Depending on your business needs, there might be more or fewer steps, especially after trying several routines and picking parts that work best for you. What I would advise is keeping a checklist of things that you need to go through before submitting your design. This would help with keeping everything on track, even those tiny details that usually slip your mind.
Here’s what I would look for while self-assessing my package design, so feel free to use this checklist as a starting point and alter it to your needs if necessary:
Common mistakes in package design testing
Regardless of how great of a professional one can be, no one is safe from making mistakes. With the pursuit of having a “perfect” packaging design, a lot of people will go through a problem-solving process, and I would like to pinpoint some common errors in packaging projects and solutions to them.
Mistake #1: Forgetting about packaging clutter.
Yes, packaging design clutter is a thing, and it’s not about the abundance of various packaging designs on the shelves. This actually concerns the clutter on the individual packaging, where information is not well-structured, there’s just too much text that looks like a blob with no particular definition, and it’s hard for the customers to easily find what they need (like ingredients list or nutritional value).
Solution: Include no more than three main blocks of information on the packaging front (like brand name/logo, product name/description, and a visual representation /illustration/photo). Then I would advise creating a clear structure on the back. A great example is a creative Oatly solution to the “boring side” of the packaging (that cannot be omitted due to the standards, obviously).
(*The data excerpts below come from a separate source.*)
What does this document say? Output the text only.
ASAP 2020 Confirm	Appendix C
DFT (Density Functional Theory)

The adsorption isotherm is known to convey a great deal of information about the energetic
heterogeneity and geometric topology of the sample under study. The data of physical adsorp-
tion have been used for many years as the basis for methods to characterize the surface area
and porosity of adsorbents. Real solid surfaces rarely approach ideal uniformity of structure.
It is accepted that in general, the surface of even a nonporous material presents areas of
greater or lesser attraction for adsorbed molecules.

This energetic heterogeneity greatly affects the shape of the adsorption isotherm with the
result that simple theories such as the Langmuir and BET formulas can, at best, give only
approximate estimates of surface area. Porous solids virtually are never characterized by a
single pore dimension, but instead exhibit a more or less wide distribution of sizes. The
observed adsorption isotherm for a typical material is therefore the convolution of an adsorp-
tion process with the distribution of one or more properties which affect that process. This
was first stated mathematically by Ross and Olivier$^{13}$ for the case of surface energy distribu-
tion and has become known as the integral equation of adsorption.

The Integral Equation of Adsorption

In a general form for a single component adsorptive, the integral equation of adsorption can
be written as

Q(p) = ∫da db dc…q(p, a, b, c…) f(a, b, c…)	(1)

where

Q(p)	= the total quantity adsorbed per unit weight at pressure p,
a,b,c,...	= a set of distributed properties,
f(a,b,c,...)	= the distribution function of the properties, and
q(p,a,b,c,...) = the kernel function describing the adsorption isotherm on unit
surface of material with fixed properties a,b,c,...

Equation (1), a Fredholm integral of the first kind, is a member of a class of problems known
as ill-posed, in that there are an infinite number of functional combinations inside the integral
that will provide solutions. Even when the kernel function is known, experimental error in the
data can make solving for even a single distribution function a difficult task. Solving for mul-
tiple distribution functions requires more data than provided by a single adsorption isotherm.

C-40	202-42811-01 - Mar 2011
They included all of the needed information and specifications in a neat, clear-to-read way, divided into the proper section.
Mistake #2: Sinking into the biases.
As human beings, we are extremely prone to making biased decisions automatically as these feel like a safe option to our subconsciousness. Unfortunately, it ends up not being the best option for product design testing as it leads to wrong results, especially during the research and analysis stages.
Some of the common biases are confirmation bias (specifically looking for evidence to prove your hypothesis, ignoring other results), primacy bias (easily recalling the information you encountered first, forgetting to include everything else), and implicit bias (acting on the basis of subconscious stereotypes and prejudices).
Solution: Being actively aware of possible biases is already a big step, especially when paired with thorough analysis skills. So double-check your evidence and evaluate whether your design solution is backed up by a range of diverse data. Also, consulting others helps eliminate subjectivity and brings a fresh perspective to the design.
Overall, it may be said…
…that packaging design testing is not an easy one-step process, but it is certainly a vital one in product development. By conducting design testing, you are actively working on creating a better solution and, what’s most important, a solution that works well with customers based on valuable data.